Val shrugged his well-tailored shoulders. ‘Too soon to have one of any consequence. But I thought, if it interested you at all, we could ask Tim to do a preliminary look-see. He has a background, after all, a lengthy acquaintance, shall we say, with racing.’
There was a murmur of dry amusement round the table.
‘What do you think?’ Henry asked me.
‘I’ll certainly do it if you like.’
Someone down the far end complained that it would be a waste of time and that merchant banks of our stature should not be associated with the Turf.
‘Our own dear Queen,’ someone said ironically, ‘is associated with the Turf. And knows the Stud Book backwards, so they say.’
Henry smiled. ‘I don’t see why we shouldn’t at least look into it.’ He nodded in my direction. ‘Go ahead, Tim. Let us know.’
I spent the next few working days alternately chewing pencils with the computer programmer and joining us to a syndicate with three other banks to lend twelve point four million pounds short term at high interest to an international construction company with a gap in its cash-flow. In between those I telephoned around for information and opinions about Oliver Knowles, in the normal investigative preliminaries to any loan for anything, not only for a hair-raising price for a stallion.

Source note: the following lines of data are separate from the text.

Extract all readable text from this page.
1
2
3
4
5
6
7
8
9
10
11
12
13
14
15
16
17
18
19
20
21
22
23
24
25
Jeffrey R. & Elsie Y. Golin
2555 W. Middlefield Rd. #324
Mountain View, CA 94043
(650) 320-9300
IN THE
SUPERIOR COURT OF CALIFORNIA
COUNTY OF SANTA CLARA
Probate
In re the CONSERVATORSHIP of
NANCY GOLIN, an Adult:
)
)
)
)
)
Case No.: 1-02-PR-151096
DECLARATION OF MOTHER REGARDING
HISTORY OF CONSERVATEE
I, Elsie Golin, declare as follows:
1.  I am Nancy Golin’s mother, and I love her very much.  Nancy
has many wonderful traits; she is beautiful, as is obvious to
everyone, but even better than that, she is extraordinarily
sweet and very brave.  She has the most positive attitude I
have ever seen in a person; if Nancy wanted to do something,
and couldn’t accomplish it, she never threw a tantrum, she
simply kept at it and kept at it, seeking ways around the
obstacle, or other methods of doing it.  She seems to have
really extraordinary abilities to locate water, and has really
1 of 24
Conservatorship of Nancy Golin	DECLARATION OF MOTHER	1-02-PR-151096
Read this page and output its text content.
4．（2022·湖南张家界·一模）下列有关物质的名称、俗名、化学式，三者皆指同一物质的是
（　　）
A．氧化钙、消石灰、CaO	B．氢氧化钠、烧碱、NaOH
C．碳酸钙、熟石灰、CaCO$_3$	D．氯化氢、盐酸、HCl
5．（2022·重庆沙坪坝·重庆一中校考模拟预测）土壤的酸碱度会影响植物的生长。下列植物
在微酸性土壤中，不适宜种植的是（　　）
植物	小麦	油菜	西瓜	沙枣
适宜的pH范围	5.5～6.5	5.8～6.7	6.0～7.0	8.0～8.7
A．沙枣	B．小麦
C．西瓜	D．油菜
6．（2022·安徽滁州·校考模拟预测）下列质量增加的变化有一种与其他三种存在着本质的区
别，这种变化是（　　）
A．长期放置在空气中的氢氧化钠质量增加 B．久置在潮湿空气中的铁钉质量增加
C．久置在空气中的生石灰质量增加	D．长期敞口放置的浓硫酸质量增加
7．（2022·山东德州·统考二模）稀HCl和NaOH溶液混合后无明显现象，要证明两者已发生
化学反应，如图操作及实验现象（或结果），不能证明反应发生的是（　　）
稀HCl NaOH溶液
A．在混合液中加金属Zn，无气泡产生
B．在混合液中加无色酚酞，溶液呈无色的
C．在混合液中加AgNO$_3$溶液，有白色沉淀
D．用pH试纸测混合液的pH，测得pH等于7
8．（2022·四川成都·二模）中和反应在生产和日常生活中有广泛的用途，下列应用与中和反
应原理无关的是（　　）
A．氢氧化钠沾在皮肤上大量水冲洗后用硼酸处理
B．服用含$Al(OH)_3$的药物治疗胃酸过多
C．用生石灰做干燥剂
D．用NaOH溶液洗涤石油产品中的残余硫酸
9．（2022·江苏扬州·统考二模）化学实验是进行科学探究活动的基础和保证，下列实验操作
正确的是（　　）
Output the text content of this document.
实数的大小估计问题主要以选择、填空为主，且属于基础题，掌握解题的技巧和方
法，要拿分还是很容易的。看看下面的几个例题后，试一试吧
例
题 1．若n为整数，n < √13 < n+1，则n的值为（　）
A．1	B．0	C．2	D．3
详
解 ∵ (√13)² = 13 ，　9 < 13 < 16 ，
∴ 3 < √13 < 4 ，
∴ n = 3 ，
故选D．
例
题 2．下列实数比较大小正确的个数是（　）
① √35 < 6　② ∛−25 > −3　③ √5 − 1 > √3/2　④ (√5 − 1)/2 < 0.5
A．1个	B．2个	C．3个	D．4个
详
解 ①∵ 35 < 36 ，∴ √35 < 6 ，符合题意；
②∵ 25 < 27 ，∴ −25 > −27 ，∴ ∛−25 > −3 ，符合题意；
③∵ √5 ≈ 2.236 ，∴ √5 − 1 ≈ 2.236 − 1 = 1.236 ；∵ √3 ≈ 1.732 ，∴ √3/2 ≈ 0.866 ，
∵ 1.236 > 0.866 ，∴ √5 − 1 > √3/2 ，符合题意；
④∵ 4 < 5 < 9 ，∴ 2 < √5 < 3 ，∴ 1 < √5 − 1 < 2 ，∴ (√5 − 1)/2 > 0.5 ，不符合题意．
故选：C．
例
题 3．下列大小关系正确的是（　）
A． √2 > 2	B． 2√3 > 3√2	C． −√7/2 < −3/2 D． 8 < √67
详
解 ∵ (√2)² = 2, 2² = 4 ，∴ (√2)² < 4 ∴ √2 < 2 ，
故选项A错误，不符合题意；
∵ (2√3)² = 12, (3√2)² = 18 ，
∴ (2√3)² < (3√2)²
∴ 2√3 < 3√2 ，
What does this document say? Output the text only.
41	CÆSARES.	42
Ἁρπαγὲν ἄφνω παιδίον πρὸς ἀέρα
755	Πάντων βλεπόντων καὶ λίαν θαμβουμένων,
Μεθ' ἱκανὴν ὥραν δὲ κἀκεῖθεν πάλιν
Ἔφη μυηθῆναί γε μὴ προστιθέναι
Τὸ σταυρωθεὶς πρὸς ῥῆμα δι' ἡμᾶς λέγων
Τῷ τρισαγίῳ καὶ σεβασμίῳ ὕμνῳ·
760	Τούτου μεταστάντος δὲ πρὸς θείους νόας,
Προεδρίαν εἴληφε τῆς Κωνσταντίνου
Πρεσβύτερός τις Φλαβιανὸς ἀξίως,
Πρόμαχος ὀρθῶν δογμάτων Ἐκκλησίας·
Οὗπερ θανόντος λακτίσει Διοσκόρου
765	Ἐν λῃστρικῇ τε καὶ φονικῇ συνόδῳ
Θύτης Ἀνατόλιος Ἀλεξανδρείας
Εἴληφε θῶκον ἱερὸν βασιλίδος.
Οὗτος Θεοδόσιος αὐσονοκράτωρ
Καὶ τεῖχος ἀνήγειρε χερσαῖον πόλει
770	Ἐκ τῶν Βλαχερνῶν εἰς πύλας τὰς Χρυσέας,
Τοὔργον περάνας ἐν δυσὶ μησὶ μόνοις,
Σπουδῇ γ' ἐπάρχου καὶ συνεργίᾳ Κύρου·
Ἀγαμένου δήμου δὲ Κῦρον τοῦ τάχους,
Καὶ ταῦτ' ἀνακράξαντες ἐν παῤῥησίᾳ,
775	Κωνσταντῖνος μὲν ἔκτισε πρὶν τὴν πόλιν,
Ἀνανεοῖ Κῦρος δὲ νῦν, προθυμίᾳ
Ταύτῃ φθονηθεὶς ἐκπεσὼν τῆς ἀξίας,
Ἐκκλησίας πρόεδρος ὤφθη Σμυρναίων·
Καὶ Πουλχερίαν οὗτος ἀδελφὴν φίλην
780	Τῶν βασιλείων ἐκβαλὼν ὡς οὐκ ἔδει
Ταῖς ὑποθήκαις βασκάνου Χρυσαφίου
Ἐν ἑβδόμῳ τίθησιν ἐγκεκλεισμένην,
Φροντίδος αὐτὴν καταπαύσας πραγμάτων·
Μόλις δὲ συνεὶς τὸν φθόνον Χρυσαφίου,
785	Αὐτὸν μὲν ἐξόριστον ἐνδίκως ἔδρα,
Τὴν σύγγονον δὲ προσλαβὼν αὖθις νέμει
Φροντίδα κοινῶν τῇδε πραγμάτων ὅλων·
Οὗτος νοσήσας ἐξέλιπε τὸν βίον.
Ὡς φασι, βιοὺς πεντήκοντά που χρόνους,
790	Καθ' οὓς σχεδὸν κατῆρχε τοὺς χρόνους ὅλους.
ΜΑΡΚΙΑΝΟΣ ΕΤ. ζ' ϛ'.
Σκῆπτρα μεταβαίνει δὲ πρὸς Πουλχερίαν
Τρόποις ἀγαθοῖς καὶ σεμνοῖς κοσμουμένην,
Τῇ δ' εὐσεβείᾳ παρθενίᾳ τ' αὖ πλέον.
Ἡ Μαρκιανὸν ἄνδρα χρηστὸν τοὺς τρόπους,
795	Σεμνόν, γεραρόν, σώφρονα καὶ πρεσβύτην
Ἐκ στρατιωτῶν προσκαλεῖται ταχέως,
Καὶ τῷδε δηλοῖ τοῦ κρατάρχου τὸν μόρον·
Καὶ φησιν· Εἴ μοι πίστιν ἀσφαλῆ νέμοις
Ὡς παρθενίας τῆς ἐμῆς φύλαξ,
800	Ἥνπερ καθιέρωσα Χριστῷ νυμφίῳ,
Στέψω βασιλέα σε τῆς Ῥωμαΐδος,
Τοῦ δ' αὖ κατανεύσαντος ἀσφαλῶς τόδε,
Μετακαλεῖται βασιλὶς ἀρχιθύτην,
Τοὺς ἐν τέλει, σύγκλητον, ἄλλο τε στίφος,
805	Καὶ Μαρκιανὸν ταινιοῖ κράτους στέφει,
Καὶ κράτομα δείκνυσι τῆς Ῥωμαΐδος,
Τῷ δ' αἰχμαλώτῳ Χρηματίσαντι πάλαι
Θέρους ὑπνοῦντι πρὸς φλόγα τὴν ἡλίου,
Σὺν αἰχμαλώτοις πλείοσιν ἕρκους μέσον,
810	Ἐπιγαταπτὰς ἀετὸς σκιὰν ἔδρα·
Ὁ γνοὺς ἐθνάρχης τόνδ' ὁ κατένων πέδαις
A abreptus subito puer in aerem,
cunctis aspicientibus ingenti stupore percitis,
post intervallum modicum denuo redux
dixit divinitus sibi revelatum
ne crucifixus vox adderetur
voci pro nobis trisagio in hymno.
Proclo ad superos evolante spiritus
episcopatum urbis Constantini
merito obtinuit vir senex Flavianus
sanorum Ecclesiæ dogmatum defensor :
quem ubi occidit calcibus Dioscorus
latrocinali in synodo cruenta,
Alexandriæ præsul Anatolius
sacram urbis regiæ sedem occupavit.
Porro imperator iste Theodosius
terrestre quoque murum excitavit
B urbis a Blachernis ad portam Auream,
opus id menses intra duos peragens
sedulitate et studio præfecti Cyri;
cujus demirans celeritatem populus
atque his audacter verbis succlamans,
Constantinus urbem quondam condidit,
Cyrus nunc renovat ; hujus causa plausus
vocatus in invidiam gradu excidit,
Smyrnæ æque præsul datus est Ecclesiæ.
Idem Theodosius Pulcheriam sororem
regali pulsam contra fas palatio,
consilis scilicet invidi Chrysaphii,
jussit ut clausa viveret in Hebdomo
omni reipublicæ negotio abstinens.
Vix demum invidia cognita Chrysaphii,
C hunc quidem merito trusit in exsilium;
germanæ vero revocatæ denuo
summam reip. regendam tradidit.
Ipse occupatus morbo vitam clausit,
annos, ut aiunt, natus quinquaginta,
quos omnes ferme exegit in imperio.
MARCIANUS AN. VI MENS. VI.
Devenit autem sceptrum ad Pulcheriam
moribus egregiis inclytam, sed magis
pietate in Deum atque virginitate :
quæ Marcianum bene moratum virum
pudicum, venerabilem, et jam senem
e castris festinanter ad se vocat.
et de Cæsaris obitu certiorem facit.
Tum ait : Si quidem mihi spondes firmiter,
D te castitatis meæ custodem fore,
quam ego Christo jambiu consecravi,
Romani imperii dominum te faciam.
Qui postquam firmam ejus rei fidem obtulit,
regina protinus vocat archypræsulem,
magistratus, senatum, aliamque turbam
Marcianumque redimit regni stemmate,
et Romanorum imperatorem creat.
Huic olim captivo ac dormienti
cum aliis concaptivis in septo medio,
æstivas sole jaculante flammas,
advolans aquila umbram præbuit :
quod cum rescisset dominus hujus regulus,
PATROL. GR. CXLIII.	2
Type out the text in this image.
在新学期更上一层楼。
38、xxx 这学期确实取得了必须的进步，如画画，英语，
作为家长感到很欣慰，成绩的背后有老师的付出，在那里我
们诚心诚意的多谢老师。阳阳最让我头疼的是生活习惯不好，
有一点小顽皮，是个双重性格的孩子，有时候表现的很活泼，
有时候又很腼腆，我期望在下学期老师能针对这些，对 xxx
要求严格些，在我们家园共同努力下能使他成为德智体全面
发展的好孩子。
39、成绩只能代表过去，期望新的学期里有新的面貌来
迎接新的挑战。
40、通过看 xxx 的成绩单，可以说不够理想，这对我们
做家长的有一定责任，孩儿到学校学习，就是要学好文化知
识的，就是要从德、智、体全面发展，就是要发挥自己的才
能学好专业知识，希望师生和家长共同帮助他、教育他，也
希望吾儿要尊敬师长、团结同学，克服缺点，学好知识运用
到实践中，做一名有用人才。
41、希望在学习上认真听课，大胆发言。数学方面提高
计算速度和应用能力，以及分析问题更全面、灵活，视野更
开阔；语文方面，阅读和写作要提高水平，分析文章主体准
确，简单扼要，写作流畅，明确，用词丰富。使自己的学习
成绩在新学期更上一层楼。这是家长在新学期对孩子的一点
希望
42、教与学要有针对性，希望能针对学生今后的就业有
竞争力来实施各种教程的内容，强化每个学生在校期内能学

Establishing a covenant, it was called. Only if the covenant was sound would any loan be further considered.
Oliver Knowles, I was told, was a sane, sober man of forty-one with a stud farm in Hertfordshire. There were three stallions standing there with ample provision for visiting mares, and he owned the one hundred and fifty acres outright, having inherited them on his father’s death.